Il ne répondit rien et faisait comme si je n'étais pas là.

- Premièrement parce qu'on est trop jeune. Deuxièmement parce qu'on a des études à suivre et qu'on aurait rien pour lui offrir un bel avenir.

Toujours aucune réponse.

- Et parce que quitte à avoir un enfant, je ne veux pas qu'il soit issu d'un maudit chantage.

- Et les bons côtés ? Tu vois surtout les mauvaises raisons, mais les bonnes ? On l'aimerait, on serait heureux, le chantage serait fini, un nouveau départ, et je suis sûr qu'on aurait pu jongler avec les études. Tu n'as pas réfléchi, tu as paniqué, tu as été immature, et égoïste.
- Et bien, je suis désolé, mais ce qui est fait, est fait. On peut juste passer à autre chose...
- Non, je n'ai pas la force de te pardonner.
- Et qu'est-ce qu'il faut que je fasse ?
- Tu ne peux rien faire...

Je baissais la tête, défaitiste, je commençais à me diriger vers la porte, mais fis demi-tour. Je le toisais du regard, il me regardait enfin, pour la première fois en deux mois.

- Un enfant vit dans deux meilleures conditions, si c'est deux parents s'aiment et que leur relation est seine. Or on n'est pas amoureux et notre relation est loin d'être seine. Si tu changes d'avis, je suis dans ma chambre.
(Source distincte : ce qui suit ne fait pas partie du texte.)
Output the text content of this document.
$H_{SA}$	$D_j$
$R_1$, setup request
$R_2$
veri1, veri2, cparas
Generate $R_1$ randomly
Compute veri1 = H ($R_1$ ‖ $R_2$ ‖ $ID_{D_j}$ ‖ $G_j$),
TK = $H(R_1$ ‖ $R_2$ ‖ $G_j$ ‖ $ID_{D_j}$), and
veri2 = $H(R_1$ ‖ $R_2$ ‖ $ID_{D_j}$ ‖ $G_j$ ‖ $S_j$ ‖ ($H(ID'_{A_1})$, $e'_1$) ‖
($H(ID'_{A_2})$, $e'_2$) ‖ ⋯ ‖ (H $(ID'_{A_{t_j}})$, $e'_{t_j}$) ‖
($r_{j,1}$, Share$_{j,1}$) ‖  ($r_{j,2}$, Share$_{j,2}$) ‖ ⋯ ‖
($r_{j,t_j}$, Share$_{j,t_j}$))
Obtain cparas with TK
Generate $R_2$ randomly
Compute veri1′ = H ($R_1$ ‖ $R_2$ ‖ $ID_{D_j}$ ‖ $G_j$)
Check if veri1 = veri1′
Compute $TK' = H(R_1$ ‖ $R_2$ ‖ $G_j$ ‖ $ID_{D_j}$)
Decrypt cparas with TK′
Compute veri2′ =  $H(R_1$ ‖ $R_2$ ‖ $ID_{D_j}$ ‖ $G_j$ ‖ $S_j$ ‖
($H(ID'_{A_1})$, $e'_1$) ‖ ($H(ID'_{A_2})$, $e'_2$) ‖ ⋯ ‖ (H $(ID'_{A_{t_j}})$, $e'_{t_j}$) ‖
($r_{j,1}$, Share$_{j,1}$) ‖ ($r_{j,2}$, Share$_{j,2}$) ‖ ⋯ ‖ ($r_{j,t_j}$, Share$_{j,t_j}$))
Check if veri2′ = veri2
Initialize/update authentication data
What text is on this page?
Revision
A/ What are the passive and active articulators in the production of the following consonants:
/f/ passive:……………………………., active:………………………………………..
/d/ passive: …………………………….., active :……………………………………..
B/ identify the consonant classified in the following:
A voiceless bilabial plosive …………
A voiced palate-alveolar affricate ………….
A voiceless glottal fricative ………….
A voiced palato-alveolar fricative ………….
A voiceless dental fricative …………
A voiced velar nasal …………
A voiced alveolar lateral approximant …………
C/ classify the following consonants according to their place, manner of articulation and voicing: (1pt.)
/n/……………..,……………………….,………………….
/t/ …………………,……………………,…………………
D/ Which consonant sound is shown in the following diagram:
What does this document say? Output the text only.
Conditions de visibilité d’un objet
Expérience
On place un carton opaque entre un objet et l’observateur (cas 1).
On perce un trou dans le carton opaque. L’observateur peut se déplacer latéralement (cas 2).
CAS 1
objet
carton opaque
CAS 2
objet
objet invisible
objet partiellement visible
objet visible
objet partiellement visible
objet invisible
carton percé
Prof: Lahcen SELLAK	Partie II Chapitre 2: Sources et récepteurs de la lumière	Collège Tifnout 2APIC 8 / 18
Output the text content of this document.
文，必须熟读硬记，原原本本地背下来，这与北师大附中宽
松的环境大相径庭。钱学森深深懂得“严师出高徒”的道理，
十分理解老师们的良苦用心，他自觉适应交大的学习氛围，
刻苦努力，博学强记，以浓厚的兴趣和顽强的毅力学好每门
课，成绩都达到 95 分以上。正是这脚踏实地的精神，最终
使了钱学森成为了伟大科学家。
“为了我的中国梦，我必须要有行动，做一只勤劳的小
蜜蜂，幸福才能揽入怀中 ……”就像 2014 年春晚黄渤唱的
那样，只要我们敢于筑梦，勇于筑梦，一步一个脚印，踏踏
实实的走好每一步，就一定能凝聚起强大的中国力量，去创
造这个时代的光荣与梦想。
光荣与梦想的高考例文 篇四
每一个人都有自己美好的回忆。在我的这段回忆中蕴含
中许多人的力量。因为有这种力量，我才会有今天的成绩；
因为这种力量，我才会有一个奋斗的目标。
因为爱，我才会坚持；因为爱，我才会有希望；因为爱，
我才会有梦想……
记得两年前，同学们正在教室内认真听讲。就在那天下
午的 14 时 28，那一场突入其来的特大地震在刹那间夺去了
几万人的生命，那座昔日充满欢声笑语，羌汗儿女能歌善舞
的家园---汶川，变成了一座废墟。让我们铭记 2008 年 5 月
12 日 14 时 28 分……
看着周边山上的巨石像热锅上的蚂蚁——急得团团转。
Je quittais la pièce avant d'aller me coucher. Au diable mes devoirs, je n'en avais plus rien à faire de toute façon. La lumière de sa chambre s'éteignit, j'attendis quelques minutes, malheureusement, il ne vint pas alors je décidais de sortir dehors me changer les idées. J'allais au centre-ville, j'avais toujours sur moi la fausse carte d'identité que m'avait faite Mercedes pour une soirée, cette fois, j'avais l'occasion de la réutiliser. Je fis la queue devant la seule boite de nuit potable de la ville, mon entourloupe marcha et je me dirigeais vers le bar. Au bout de dix minutes, je fis quelques pas vers la piste de dance, des mains se posèrent sur mes hanches derrière moi, je fis face à cet inconnu qui était en fait Jorge. Étais-ce une illusion ? Non, il était bien là à seulement quelques millimètres de moi. Soudain, je n'entendais plus la musique, je n'entendais que les battements de mon cœur. Son regard était dur, et il avait abattu et coupable. Il approcha sa bouche de mon oreille.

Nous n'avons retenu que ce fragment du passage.